Fourth, and most important of all, the new BAC will facilitate our students’ mastery of theatrical, musical, visual arts, and dance skills. While the new Guthrie is proudly introducing its three new theaters, the College of Saint Benedict is proud to provide the students of Saint Benedict’s and Saint John’s with 4 theaters and a Music Rehearsal Hall (a total of 7 venues for both schools, counting Saint John’s Stephen B. Humphrey Theater and Pellegrene Auditorium). The kind of work required of an actor or musician to succeed in one space will not work for a performance in another. So this rich variety of venues, we predict, will inspire a new burst of creativity. Part of that burst will be among dance students practicing in the Arlene Helgeson Dance Studio. They will be leaping on a dance floor matched only by one in London and another in New York. They are destined for greatness.
I want to conclude my introductory remarks with a heartfelt thank you to all of those who made it possible.
First, I thank our friends and donors, many of whom I have already acknowledged, and whose names you will see on commemorative plaques throughout the building. And allow me just a small plug. I, after all, am a college president.

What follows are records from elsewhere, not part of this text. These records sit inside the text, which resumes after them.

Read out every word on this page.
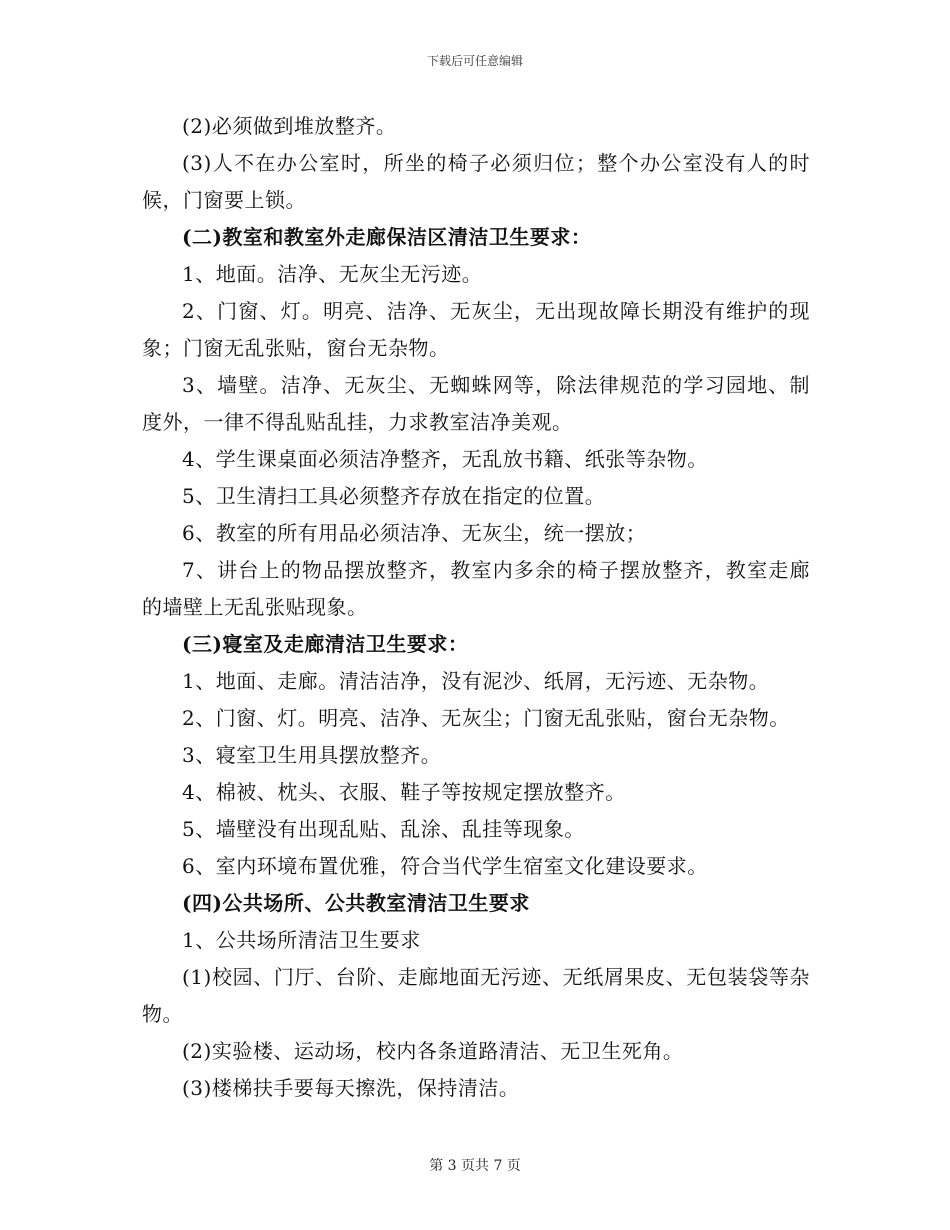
下载后可任意编辑

(2)必须做到堆放整齐。

(3)人不在办公室时，所坐的椅子必须归位；整个办公室没有人的时候，门窗要上锁。

(二)教室和教室外走廊保洁区清洁卫生要求：

1、地面。洁净、无灰尘无污迹。

2、门窗、灯。明亮、洁净、无灰尘，无出现故障长期没有维护的现象；门窗无乱张贴，窗台无杂物。

3、墙壁。洁净、无灰尘、无蜘蛛网等，除法律规范的学习园地、制度外，一律不得乱贴乱挂，力求教室洁净美观。

4、学生课桌面必须洁净整齐，无乱放书籍、纸张等杂物。

5、卫生清扫工具必须整齐存放在指定的位置。

6、教室的所有用品必须洁净、无灰尘，统一摆放；

7、讲台上的物品摆放整齐，教室内多余的椅子摆放整齐，教室走廊的墙壁上无乱张贴现象。

(三)寝室及走廊清洁卫生要求：

1、地面、走廊。清洁洁净，没有泥沙、纸屑，无污迹、无杂物。

2、门窗、灯。明亮、洁净、无灰尘；门窗无乱张贴，窗台无杂物。

3、寝室卫生用具摆放整齐。

4、棉被、枕头、衣服、鞋子等按规定摆放整齐。

5、墙壁没有出现乱贴、乱涂、乱挂等现象。

6、室内环境布置优雅，符合当代学生宿室文化建设要求。

(四)公共场所、公共教室清洁卫生要求

1、公共场所清洁卫生要求

(1)校园、门厅、台阶、走廊地面无污迹、无纸屑果皮、无包装袋等杂物。

(2)实验楼、运动场，校内各条道路清洁、无卫生死角。

(3)楼梯扶手要每天擦洗，保持清洁。

第 3 页共 7 页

There is still time to be part of the future of this award-wining facility—spaces that are yet unnamed (and a few empty bricks to be filled in on the commemorative wall in the lobby, and seats in the Petters and Gorecki auditorium that are just crying to have your names on them)!
We thank Hammel, Green and Abrahamson our fine architectural firm for their extraordinary vision, this time in the persons of Tim Carl and Jamie Milne Rojek.
We thank our wonderful contractors from Donlar Construction, Don Kainz, Owner and CEO, Dan Harlander, Project Manager, and Darrel Ashfelt and Jake Wakemann, Project Superintendents.
We thank our Mechanical Engineer, Matt Jensen from Hallberg Engineering, our Electrical Engineer, Wally Sharp from Wunderlich Malec, Andy Fritz from Eljay Plumbing and Heating, and John McDowell from McDowell Mechanical
Forgive me, however, for bestowing much of my thanks and pride on the entire Facilities Management Division of the College of Saint Benedict. Jim Fredricks our Chief of Physical Plant and Facilities Manager, and part of my cabinet—whom we ought to call Saint Jim, Larry Christian, Terry Loso and Mike Juntenen.
I offer too, a very special thank you to the people of our own Fine Arts Staff who were the glue who held it all together: Anna Thompson, Executive Director of Fine Arts Programming, Tom Darnall who made sure that communication between faculty, facilities, management and staff went well, Mary Darnall, our Director of Operations, and Jack Dempsey, our production manager who keeps the whole thing running.
Last but not least, I thank the Fine Arts Faculty and students for their love, dedication, vision, and dreams that have kept this space alive and vibrant for forty years and who will continue to be the heart, soul, and spirit that lie within.
There are so many people who made this happen, it’s clear to me that I have forgotten someone. Please know that it took each and every person, however big or small their role to make this project a reality.
I invite you, as we now bless and tour the Benedicta Arts Center of the College of Saint Benedict, to think about its renewed significance—as a facility, as a support for faculty work, as a gift to the campus and civic communities, and as a laboratory for student artists.